The Knowledge Graph
The Knowledge Graph is the "brain" of the Memory Platform. It is a structured representation of everything the platform knows about your subjects, their relationships, and the memories associated with them.
Graph Architecture
The graph is built using JanusGraph, a distributed, scalable graph database. It consists of:
- Nodes (Vertices): Representing entities (Users, Orgs, Projects) and
MemoryBlocks. - Edges (Relationships): Representing the connections between nodes (ABOUT, WORKS_ON, SUPERSEDES).
graph TD
U[User: Sarah] -- WORKS_ON --> P[Project: Bridge]
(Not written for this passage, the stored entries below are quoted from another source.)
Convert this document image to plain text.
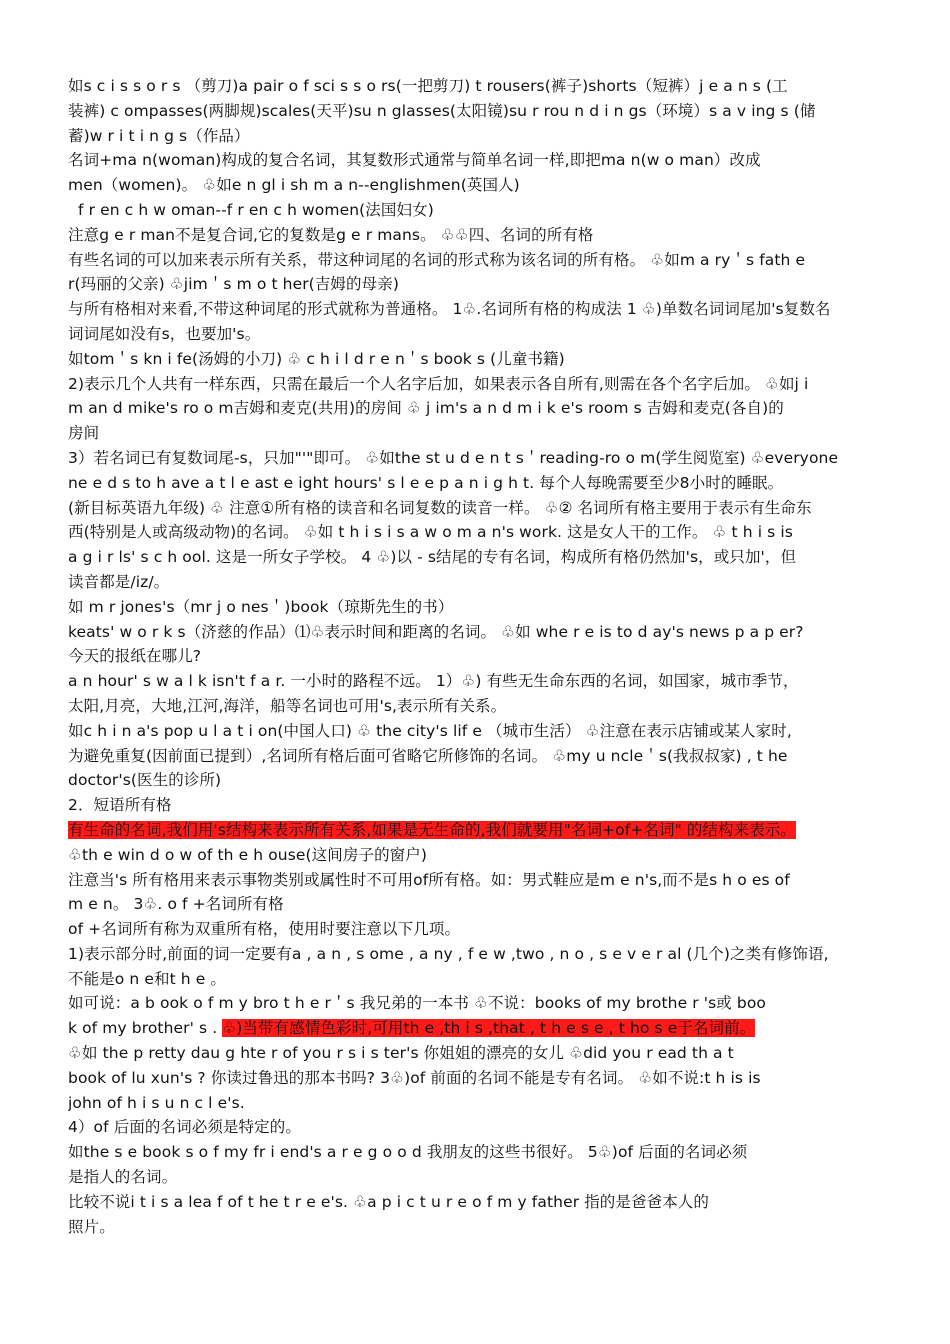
如s c i s s o r s （剪刀)a pair o f sci s s o rs(一把剪刀) t rousers(裤子)shorts（短裤）j e a n s (工
装裤) c ompasses(两脚规)scales(天平)su n glasses(太阳镜)su r rou n d i n gs（环境）s a v ing s (储
蓄)w r i t i n g s（作品）
名词+ma n(woman)构成的复合名词，其复数形式通常与简单名词一样,即把ma n(w o man）改成
men（women)。 ♧如e n gl i sh m a n--englishmen(英国人)
f r en c h w oman--f r en c h women(法国妇女)
注意g e r man不是复合词,它的复数是g e r mans。 ♧♧四、名词的所有格
有些名词的可以加来表示所有关系，带这种词尾的名词的形式称为该名词的所有格。 ♧如m a ry＇s fath e
r(玛丽的父亲) ♧jim＇s m o t her(吉姆的母亲)
与所有格相对来看,不带这种词尾的形式就称为普通格。 1♧.名词所有格的构成法 1 ♧)单数名词词尾加's复数名
词词尾如没有s，也要加's。
如tom＇s kn i fe(汤姆的小刀) ♧ c h i l d r e n＇s book s (儿童书籍)
2)表示几个人共有一样东西，只需在最后一个人名字后加，如果表示各自所有,则需在各个名字后加。 ♧如j i
m an d mike's ro o m吉姆和麦克(共用)的房间 ♧ j im's a n d m i k e's room s 吉姆和麦克(各自)的
房间
3）若名词已有复数词尾-s，只加"'"即可。 ♧如the st u d e n t s＇reading-ro o m(学生阅览室) ♧everyone
ne e d s to h ave a t l e ast e ight hours' s l e e p a n i g h t. 每个人每晚需要至少8小时的睡眠。
(新目标英语九年级) ♧ 注意①所有格的读音和名词复数的读音一样。 ♧② 名词所有格主要用于表示有生命东
西(特别是人或高级动物)的名词。 ♧如 t h i s i s a w o m a n's work. 这是女人干的工作。 ♧ t h i s is
a g i r ls' s c h ool. 这是一所女子学校。 4 ♧)以 - s结尾的专有名词，构成所有格仍然加's，或只加'，但
读音都是/iz/。
如 m r jones's（mr j o nes＇)book（琼斯先生的书）
keats' w o r k s（济慈的作品）⑴♧表示时间和距离的名词。 ♧如 whe r e is to d ay's news p a p er?
今天的报纸在哪儿?
a n hour' s w a l k isn't f a r. 一小时的路程不远。 1）♧) 有些无生命东西的名词，如国家，城市季节，
太阳,月亮，大地,江河,海洋，船等名词也可用's,表示所有关系。
如c h i n a's pop u l a t i on(中国人口) ♧ the city's lif e （城市生活） ♧注意在表示店铺或某人家时,
为避免重复(因前面已提到）,名词所有格后面可省略它所修饰的名词。 ♧my u ncle＇s(我叔叔家) , t he
doctor's(医生的诊所)
2．短语所有格
有生命的名词,我们用's结构来表示所有关系,如果是无生命的,我们就要用"名词+of+名词" 的结构来表示。
♧th e win d o w of th e h ouse(这间房子的窗户)
注意当's 所有格用来表示事物类别或属性时不可用of所有格。如：男式鞋应是m e n's,而不是s h o es of
m e n。 3♧. o f +名词所有格
of +名词所有称为双重所有格，使用时要注意以下几项。
1)表示部分时,前面的词一定要有a , a n , s ome , a ny , f e w ,two , n o , s e v e r al (几个)之类有修饰语,
不能是o n e和t h e 。
如可说：a b ook o f m y bro t h e r＇s 我兄弟的一本书 ♧不说：books of my brothe r 's或 boo
k of my brother' s . ♧)当带有感情色彩时,可用th e ,th i s ,that , t h e s e , t ho s e于名词前。
♧如 the p retty dau g hte r of you r s i s ter's 你姐姐的漂亮的女儿 ♧did you r ead th a t
book of lu xun's ? 你读过鲁迅的那本书吗? 3♧)of 前面的名词不能是专有名词。 ♧如不说:t h is is
john of h i s u n c l e's.
4）of 后面的名词必须是特定的。
如the s e book s o f my fr i end's a r e g o o d 我朋友的这些书很好。 5♧)of 后面的名词必须
是指人的名词。
比较不说i t i s a lea f of t he t r e e's. ♧a p i c t u r e o f m y father 指的是爸爸本人的
照片。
P -- BELONGS_TO --> O[Org: Acme Corp]
M1[Memory: Prefers PDF] -- ABOUT --> U
M2[Memory: Status Green] -- ABOUT --> P
M3[Memory: Headquartered in NY] -- ABOUT --> O
M2 -- DERIVED_FROM --> D[Document: Report.pdf]
How the Graph Grows
- Explicit Discovery: Relations defined in API calls (e.g., adding a user to a project).
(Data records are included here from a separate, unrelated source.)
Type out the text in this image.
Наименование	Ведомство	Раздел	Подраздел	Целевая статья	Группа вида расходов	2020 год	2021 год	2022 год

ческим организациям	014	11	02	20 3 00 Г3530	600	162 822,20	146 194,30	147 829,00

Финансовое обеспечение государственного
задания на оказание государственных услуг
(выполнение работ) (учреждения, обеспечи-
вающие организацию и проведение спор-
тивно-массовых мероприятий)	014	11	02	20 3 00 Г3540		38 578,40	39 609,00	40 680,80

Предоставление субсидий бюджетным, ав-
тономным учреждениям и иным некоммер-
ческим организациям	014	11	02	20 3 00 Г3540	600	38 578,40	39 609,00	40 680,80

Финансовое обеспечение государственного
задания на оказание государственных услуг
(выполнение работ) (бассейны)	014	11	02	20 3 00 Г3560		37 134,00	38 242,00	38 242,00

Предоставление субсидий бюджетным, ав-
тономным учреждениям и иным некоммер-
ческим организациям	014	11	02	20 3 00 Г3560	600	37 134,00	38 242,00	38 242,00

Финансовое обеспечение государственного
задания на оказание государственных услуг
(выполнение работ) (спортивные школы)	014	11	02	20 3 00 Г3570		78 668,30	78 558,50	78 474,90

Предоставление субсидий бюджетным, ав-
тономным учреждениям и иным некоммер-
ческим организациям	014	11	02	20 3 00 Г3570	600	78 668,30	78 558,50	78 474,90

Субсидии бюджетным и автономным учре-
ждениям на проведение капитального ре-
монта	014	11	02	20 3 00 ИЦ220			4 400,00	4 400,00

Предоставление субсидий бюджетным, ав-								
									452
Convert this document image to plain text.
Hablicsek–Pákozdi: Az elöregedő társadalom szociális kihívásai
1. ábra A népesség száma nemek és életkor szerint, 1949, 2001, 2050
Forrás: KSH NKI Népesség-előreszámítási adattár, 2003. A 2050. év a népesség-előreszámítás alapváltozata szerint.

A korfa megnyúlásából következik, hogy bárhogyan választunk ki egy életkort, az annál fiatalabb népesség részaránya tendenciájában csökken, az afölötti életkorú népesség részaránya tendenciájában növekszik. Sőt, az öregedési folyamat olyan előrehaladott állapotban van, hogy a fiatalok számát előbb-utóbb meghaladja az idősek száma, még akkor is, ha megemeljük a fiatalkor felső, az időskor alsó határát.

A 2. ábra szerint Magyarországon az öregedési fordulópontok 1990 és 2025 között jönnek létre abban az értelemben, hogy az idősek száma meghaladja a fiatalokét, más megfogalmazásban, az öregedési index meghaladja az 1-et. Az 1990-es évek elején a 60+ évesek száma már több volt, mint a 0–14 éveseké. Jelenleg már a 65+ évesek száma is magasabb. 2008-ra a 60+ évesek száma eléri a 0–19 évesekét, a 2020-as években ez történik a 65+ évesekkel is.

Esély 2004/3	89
- Implicit Extraction: The engine detects mentions of entities in chat transcriptions and creates
MENTIONSedges. - Temporal Mapping: As new information arrives,
SUPERSEDESedges are created, forming a timeline of knowledge evolution. - Platform Mapping: Your platform's custom entities are injected as nodes, creating a domain-aware network.
Graph vs. Vector Search
The Memory Platform combines the Knowledge Graph with Vector Search (semantic similarity) to provide a complete retrieval system:
| Feature | Vector Search (Qdrant) | Knowledge Graph (JanusGraph) |
|---|---|---|
| Logic | Semantic similarity | Explicit relationships |
| Search | "Find memories about 'budget'" | "Find memories for Users in Org X" |
| Context | Single-node focus | Multi-hop traversal |
| Discovery | Finds hidden themes | Finds structural connections |
| Best For | Natural language queries | Structural & scoped retrieval |
Visualizing the Graph
The Graph Visualizer provides an interactive UI to explore this data. You can navigate through nodes, expand relationships, and see how knowledge clusters around your primary subjects.
By navigating the graph, you can audit the connections the AI is making and ensure the "context breadcrumbs" it follows are accurate and useful.